With mild boutonniere deformity, minimal distortion of the joint positions and functional loss occur. A slight extensor lag (10-15°) is present at the PIP joint with slight hyperextension at the DIP joint and no involvement of the MP joint. Surgical treatment usually consists of extensor tenotomy, which should not threaten existing function while increasing DIP joint flexion.

With moderate boutonniere deformity, the flexion deformity at the PIP joint increases to 30-40° and the MP joint begins to hyperextend in order to compensate. At this stage, reconstruction of the extensor mechanism by shortening the central slip and moving the lateral bands dorsally is indicated to restore PIP extension and hand function. Certain criteria should be met before correction is attempted, including good dorsal skin, smooth joint surfaces, functional flexor tendons, and the ability to passively correct the PIP joint. [4] If wrist deformity is present, it should be corrected before addressing the PIP extensor mechanism. Conversely, PIP joint flexion should be corrected before MP joint arthroplasty because achieving adequate MP joint flexion while the PIP joint is also flexed is difficult.
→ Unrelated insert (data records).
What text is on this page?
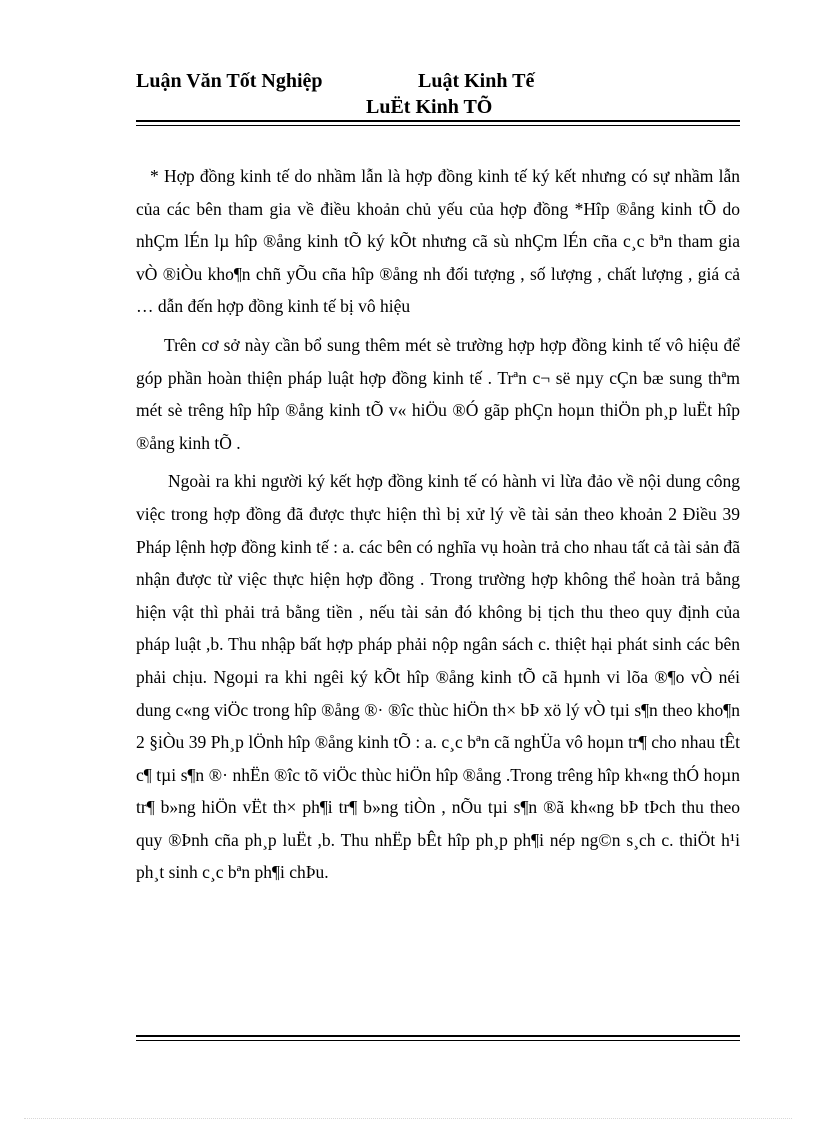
Luận Văn Tốt Nghiệp	Luật Kinh Tế
LuËt Kinh TÕ

* Hợp đồng kinh tế do nhầm lẫn là hợp đồng kinh tế ký kết nhưng có sự nhầm lẫn của các bên tham gia về điều khoản chủ yếu của hợp đồng *Hîp ®ång kinh tÕ do nhÇm lÉn lµ hîp ®ång kinh tÕ ký kÕt nhưng cã sù nhÇm lÉn cña c¸c bªn tham gia vÒ ®iÒu kho¶n chñ yÕu cña hîp ®ång nh đối tượng , số lượng , chất lượng , giá cả … dẫn đến hợp đồng kinh tế bị vô hiệu

Trên cơ sở này cần bổ sung thêm mét sè trường hợp hợp đồng kinh tế vô hiệu để góp phần hoàn thiện pháp luật hợp đồng kinh tế . Trªn c¬ së nµy cÇn bæ sung thªm mét sè trêng hîp hîp ®ång kinh tÕ v« hiÖu ®Ó gãp phÇn hoµn thiÖn ph¸p luËt hîp ®ång kinh tÕ .

Ngoài ra khi người ký kết hợp đồng kinh tế có hành vi lừa đảo về nội dung công việc trong hợp đồng đã được thực hiện thì bị xử lý về tài sản theo khoản 2 Điều 39 Pháp lệnh hợp đồng kinh tế : a. các bên có nghĩa vụ hoàn trả cho nhau tất cả tài sản đã nhận được từ việc thực hiện hợp đồng . Trong trường hợp không thể hoàn trả bằng hiện vật thì phải trả bằng tiền , nếu tài sản đó không bị tịch thu theo quy định của pháp luật ,b. Thu nhập bất hợp pháp phải nộp ngân sách c. thiệt hại phát sinh các bên phải chịu. Ngoµi ra khi ngêi ký kÕt hîp ®ång kinh tÕ cã hµnh vi lõa ®¶o vÒ néi dung c«ng viÖc trong hîp ®ång ®· ®îc thùc hiÖn th× bÞ xö lý vÒ tµi s¶n theo kho¶n 2 §iÒu 39 Ph¸p lÖnh hîp ®ång kinh tÕ : a. c¸c bªn cã nghÜa vô hoµn tr¶ cho nhau tÊt c¶ tµi s¶n ®· nhËn ®îc tõ viÖc thùc hiÖn hîp ®ång .Trong trêng hîp kh«ng thÓ hoµn tr¶ b»ng hiÖn vËt th× ph¶i tr¶ b»ng tiÒn , nÕu tµi s¶n ®ã kh«ng bÞ tÞch thu theo quy ®Þnh cña ph¸p luËt ,b. Thu nhËp bÊt hîp ph¸p ph¶i nép ng©n s¸ch c. thiÖt h¹i ph¸t sinh c¸c bªn ph¶i chÞu.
When the PIP joint can no longer be passively extended, the boutonniere deformity is severe. Fusion of the joint or arthroplasty is now warranted. Fusion of the PIP joint should be performed so that the treated finger is in a functional or flexed position. The degree of flexion should increase from the index finger (25°) to small finger (40°). [4] Postfusion, patients often regain MP joint function. If PIP joint arthroplasty is chosen in order to maintain motion, the extensor mechanism should also be repaired. This option is particularly useful for boutonniere deformities of the small and ring fingers to maintain or improve grip strength.